Topic: From Asymptotic Proofs to Network-Adversary Attacks against Secure Encryption Schemes
July 23, 2009
Dr Virgil Gligor
The asymptotic approach to proving security properties of encryption schemes assigns no vulnerability significance to the use of non-tight reductions. However, we introduce the notion of a "network adversary" and show that, while it is indistinguishable from an ordinary adversary in the asymptotic approach, it achieves decidedly non-negligible advantage in attacking provable security properties in practice; e.g., the "existential key recovery" and "multi-key hiding" properties of IND$-CPA secure symmetric-key schemes whenever these schemes are implemented with standard block ciphers. The network adversary amplifies its advantage quadratically by increasing the amount of commercially-available computational resources used only linearly, while the unit cost of the dominant resource (storage) continues to drop by 37–50% per year.
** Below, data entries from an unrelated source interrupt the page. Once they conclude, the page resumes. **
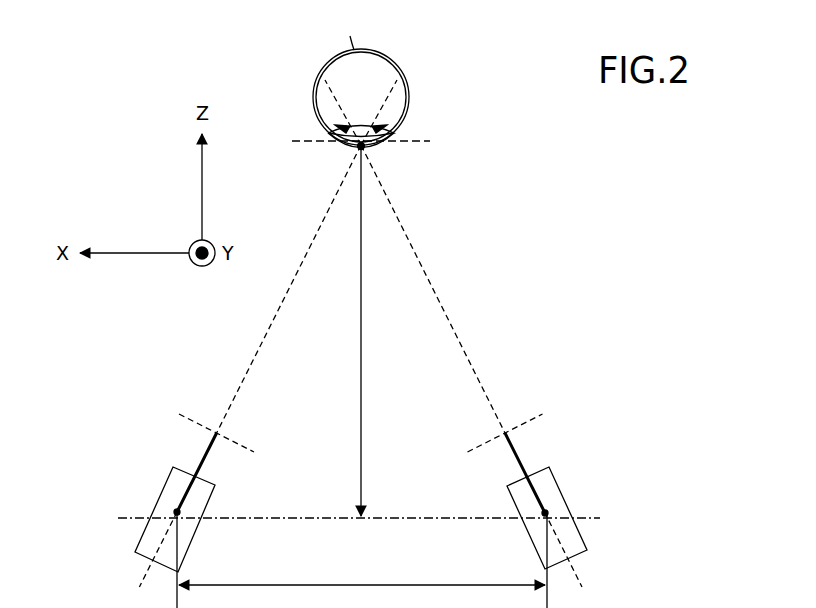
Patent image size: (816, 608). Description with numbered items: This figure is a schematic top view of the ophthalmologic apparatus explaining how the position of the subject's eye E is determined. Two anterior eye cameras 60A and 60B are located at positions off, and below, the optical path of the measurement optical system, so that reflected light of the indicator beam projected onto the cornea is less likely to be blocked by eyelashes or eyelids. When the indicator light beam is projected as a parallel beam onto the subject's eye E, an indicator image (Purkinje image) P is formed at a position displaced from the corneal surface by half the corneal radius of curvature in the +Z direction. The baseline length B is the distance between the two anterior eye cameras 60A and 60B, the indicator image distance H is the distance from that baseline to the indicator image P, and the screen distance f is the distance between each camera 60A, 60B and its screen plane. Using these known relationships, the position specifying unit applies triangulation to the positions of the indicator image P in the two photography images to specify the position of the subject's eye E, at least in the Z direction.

The subject's eye E is at (405, 80).
The indicator image P is at (366, 151).
The anterior eye camera 60A is at (557, 484).
The anterior eye camera 60B is at (160, 485).
The screen distance f is at (359, 446).
The indicator image distance H is at (374, 333).
The baseline length B is at (362, 570).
We also show that symmetric encryption schemes whose security properties are obtained by non-tight reduction proofs cannot be implemented with certain standard block-cipher sizes (i.e., two-key 3DES) and retain those properties in network applications that use shared group keys. Finally, we show that "existential key recovery" and "(universal) key recovery" security properties are not equivalent. In practice this means that, while all standard encryption schemes (modes) are secure against "key recovery" attacks, some fail to provide the "existential key recovery" and "multi-key hiding" properties. We identify schemes that satisfy these properties, and suggest that similar analyses be conducted for other primitives (e.g., MACs and authenticated encryption schemes) whose properties are obtained by non-tight reductions.